Sunday, November 11, 2012

Review: Discovery Science Place in Tyler, Texas

Last Saturday I drove the two hours from the Dallas/Ft.Worth Metroplex out to Tyler, Texas in order to check out the Discovery Science Place, a children's museum operated by the University of Texas.  Housed in what appears to be an old warehouse and looking from the outside small and worn down, my wife and I were amazed at what we found inside.  So were our kids.

As members of the Perot Museum of Nature and Science in Dallas, we took advantage of the Association of Science and Technology Centers reciprocal visits and got in free.  But the prices that I saw looked incredibly reasonable.  Even before getting our wristbands at the front counter and small gift shop, my kids were bucking at the bit to get in the first gallery.

And wow!  Taking the turn to the right takes you into one of the most incredible children's exploration areas I've ever seen!  A massive cave structure and wooden sailing ship dominate the main floor and is riddled with caves, an earthquake plate simulator, a dino dig, and tons of activities that kids ranging into the ten and eleven ages could enjoy.  The Discovery Science Place managed to create an environment that was as engaging for my SIXTH MONTH OLD SON as it was for my five year old daughter!

While Jonathan struggled to figure out how to get the dice out of the clear tube (in order to eat them of course), my daughters moved on to other activities.  Evie tried out the magnetic structure station while Rachel made her way to the computer.
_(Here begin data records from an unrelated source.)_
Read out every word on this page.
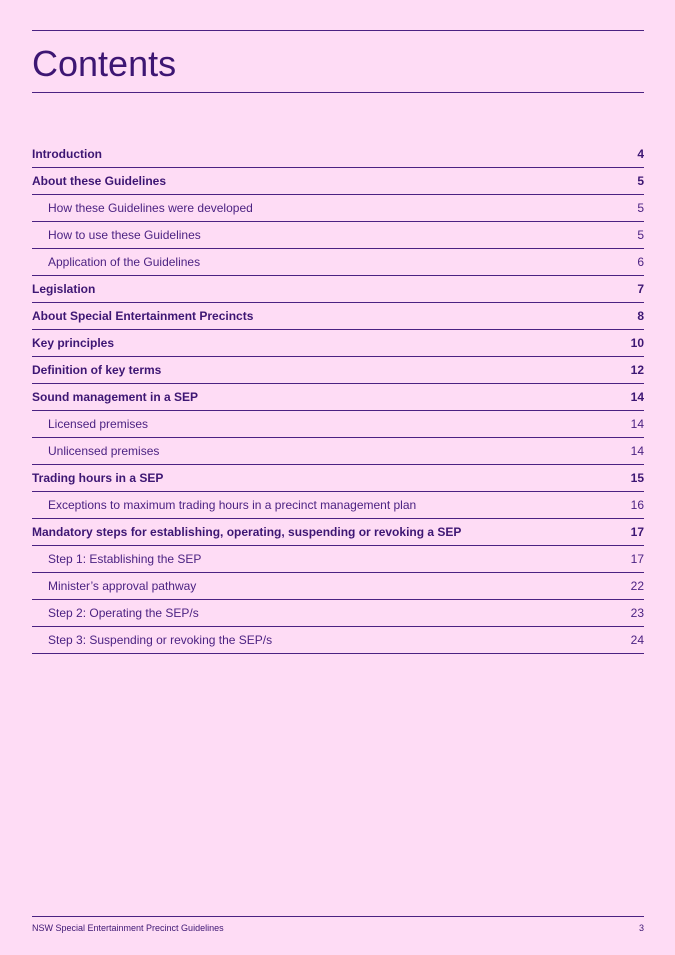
Contents
Introduction	4
About these Guidelines	5
How these Guidelines were developed	5
How to use these Guidelines	5
Application of the Guidelines	6
Legislation	7
About Special Entertainment Precincts	8
Key principles	10
Definition of key terms	12
Sound management in a SEP	14
Licensed premises	14
Unlicensed premises	14
Trading hours in a SEP	15
Exceptions to maximum trading hours in a precinct management plan	16
Mandatory steps for establishing, operating, suspending or revoking a SEP	17
Step 1: Establishing the SEP	17
Minister’s approval pathway	22
Step 2: Operating the SEP/s	23
Step 3: Suspending or revoking the SEP/s	24
NSW Special Entertainment Precinct Guidelines	3
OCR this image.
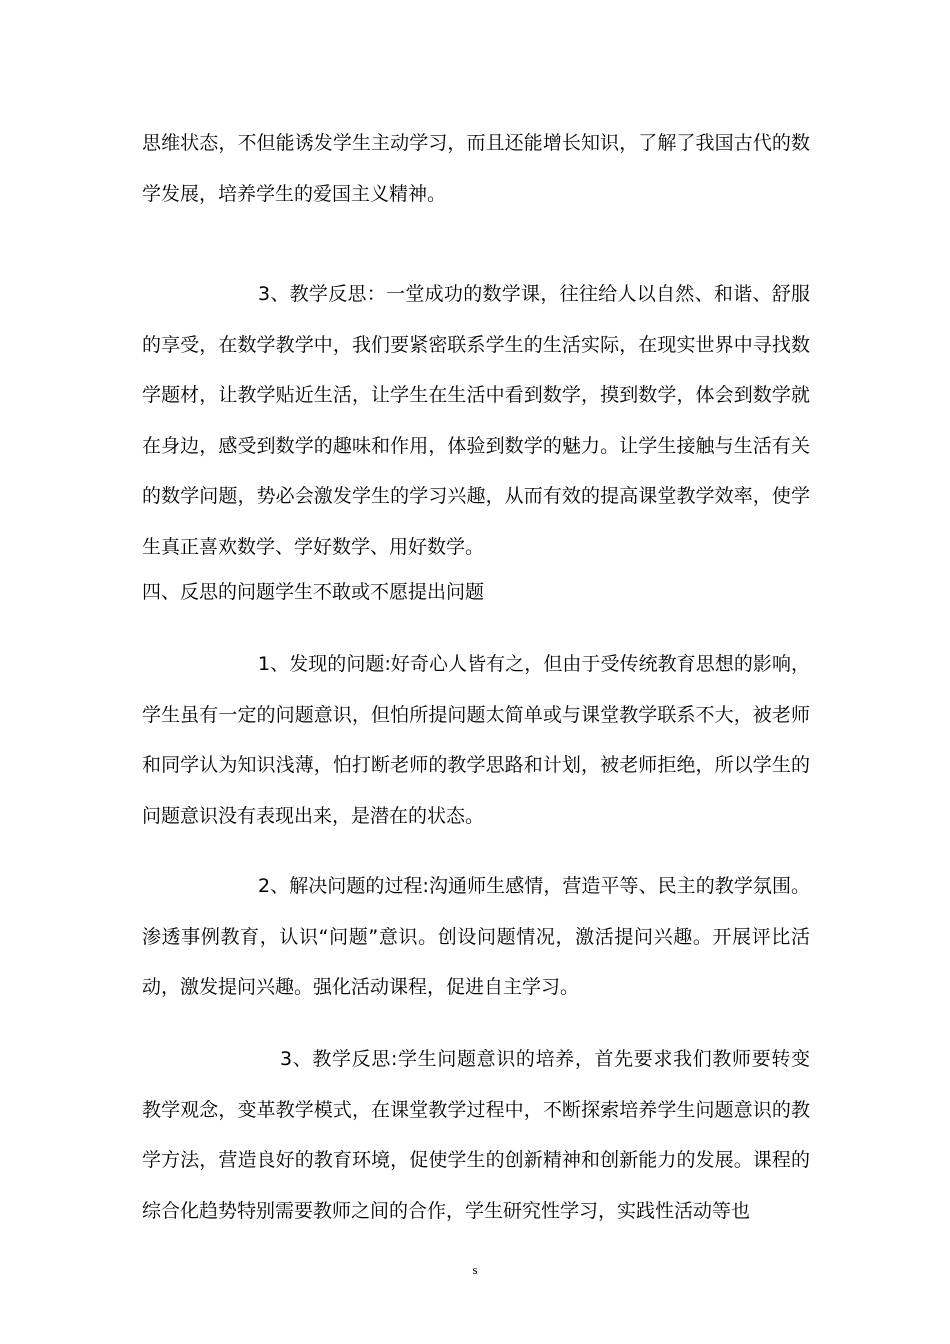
思维状态，不但能诱发学生主动学习，而且还能增长知识，了解了我国古代的数学发展，培养学生的爱国主义精神。

3、教学反思：一堂成功的数学课，往往给人以自然、和谐、舒服的享受，在数学教学中，我们要紧密联系学生的生活实际，在现实世界中寻找数学题材，让教学贴近生活，让学生在生活中看到数学，摸到数学，体会到数学就在身边，感受到数学的趣味和作用，体验到数学的魅力。让学生接触与生活有关的数学问题，势必会激发学生的学习兴趣，从而有效的提高课堂教学效率，使学生真正喜欢数学、学好数学、用好数学。

四、反思的问题学生不敢或不愿提出问题

1、发现的问题:好奇心人皆有之，但由于受传统教育思想的影响，学生虽有一定的问题意识，但怕所提问题太简单或与课堂教学联系不大，被老师和同学认为知识浅薄，怕打断老师的教学思路和计划，被老师拒绝，所以学生的问题意识没有表现出来，是潜在的状态。

2、解决问题的过程:沟通师生感情，营造平等、民主的教学氛围。渗透事例教育，认识“问题”意识。创设问题情况，激活提问兴趣。开展评比活动，激发提问兴趣。强化活动课程，促进自主学习。

3、教学反思:学生问题意识的培养，首先要求我们教师要转变教学观念，变革教学模式，在课堂教学过程中，不断探索培养学生问题意识的教学方法，营造良好的教育环境，促使学生的创新精神和创新能力的发展。课程的综合化趋势特别需要教师之间的合作，学生研究性学习，实践性活动等也

s
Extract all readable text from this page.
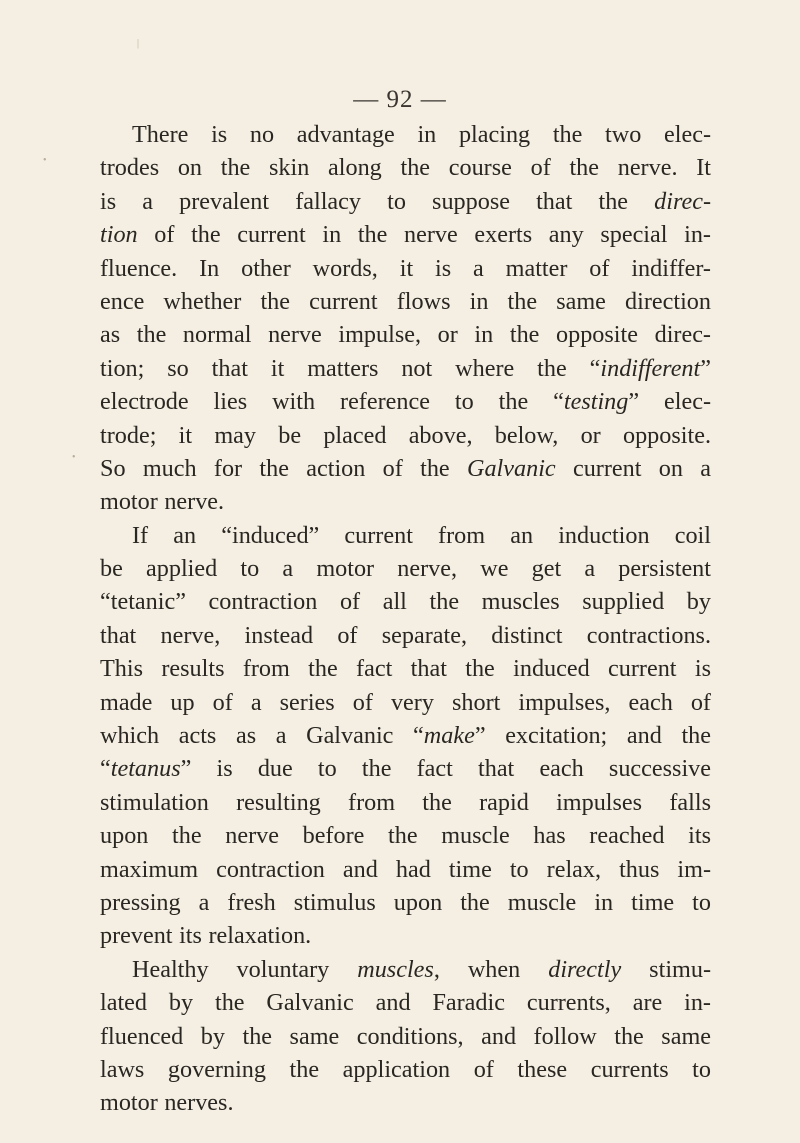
|
•
•
— 92 —
There is no advantage in placing the two elec-
trodes on the skin along the course of the nerve. It
is a prevalent fallacy to suppose that the direc-
tion of the current in the nerve exerts any special in-
fluence. In other words, it is a matter of indiffer-
ence whether the current flows in the same direction
as the normal nerve impulse, or in the opposite direc-
tion; so that it matters not where the “indifferent”
electrode lies with reference to the “testing” elec-
trode; it may be placed above, below, or opposite.
So much for the action of the Galvanic current on a
motor nerve.
If an “induced” current from an induction coil
be applied to a motor nerve, we get a persistent
“tetanic” contraction of all the muscles supplied by
that nerve, instead of separate, distinct contractions.
This results from the fact that the induced current is
made up of a series of very short impulses, each of
which acts as a Galvanic “make” excitation; and the
“tetanus” is due to the fact that each successive
stimulation resulting from the rapid impulses falls
upon the nerve before the muscle has reached its
maximum contraction and had time to relax, thus im-
pressing a fresh stimulus upon the muscle in time to
prevent its relaxation.
Healthy voluntary muscles, when directly stimu-
lated by the Galvanic and Faradic currents, are in-
fluenced by the same conditions, and follow the same
laws governing the application of these currents to
motor nerves.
I have whole hosts of pictures, and the other stations were just as amazing.  There was a climbing wall, a physics of gravity room where you could run golfballs down rollercoaster type tracks.  The CBS Television Station was an instant hit with the girls as they put on their own shows!

Granted, it was a little difficult to get Rachel away from the darkened theater showing Ms. Frizzle and Magic School Bus episodes, but eventually we moved on to the second gallery - make believe.  If you've visited the Ft. Worth Museum of Science and History, you've probably seen the Children's Area there.  The Discovery Science Place in Tyler may not have as fresh of paint, but it kicks Ft. Worth's rear end to pieces and the does a little jig over the grave.  Sure, it had a grocery and a nursery.  But does Ft. Worth have a Bistro?  A Coffee Shop?  A Bank?  A COURTROOM?  I think not!  And the Moody Family Children's Museum at the Perot Museum in Dallas doesn't hold a candle to Discovery Place.

There was even a full sized, REAL ambulance parked in the Discovery Center and Evie spent quite a bit of time playing doctor!  There were plenty of "toy" stethoscopes and blood pressure cuffs and enough dolls to suffer through child medicine!  But while Evie was diagnosing her patient, Rachel dressed in scrubs and was in the nursery taking care of babies!

And while my kids played make-believe, I watched as older children made use of the Construction Zone, putting together wall pipes for a Rube-Goldberg type gravity fall.  There were tables of construction materials, from duplos to Lincoln Logs.  It was amazing.  I sat by, watching Evie play, while two ten year-olds, dressed as doctors, diagnosed me with a heart attack by checking in my ear.  One of their friends limped by on crutches and the quack treating me waved an X-ray, declared the girl's foot broken, and demanded she prepare for surgery.  Budding doctor on our hands?  God, I  hope NOT!

The third gallery was for the older crowd and while Rachel wandered through the bug and leech collection, she was too grossed out to stay for long.  Evie didn't even make it over there.

As it was, we spent two and a half hours at the Discovery Science Place before hunger got the better of us.  If we hadn't had Jonathan, we might even have gone BACK for round two.  The girls could have spent the entire day at the Discovery Science Place.

The folks in Tyler have really created an amazing world for children and it is well worth the time and money to drive out there and let your little ones explore science, technology, and the grown up world!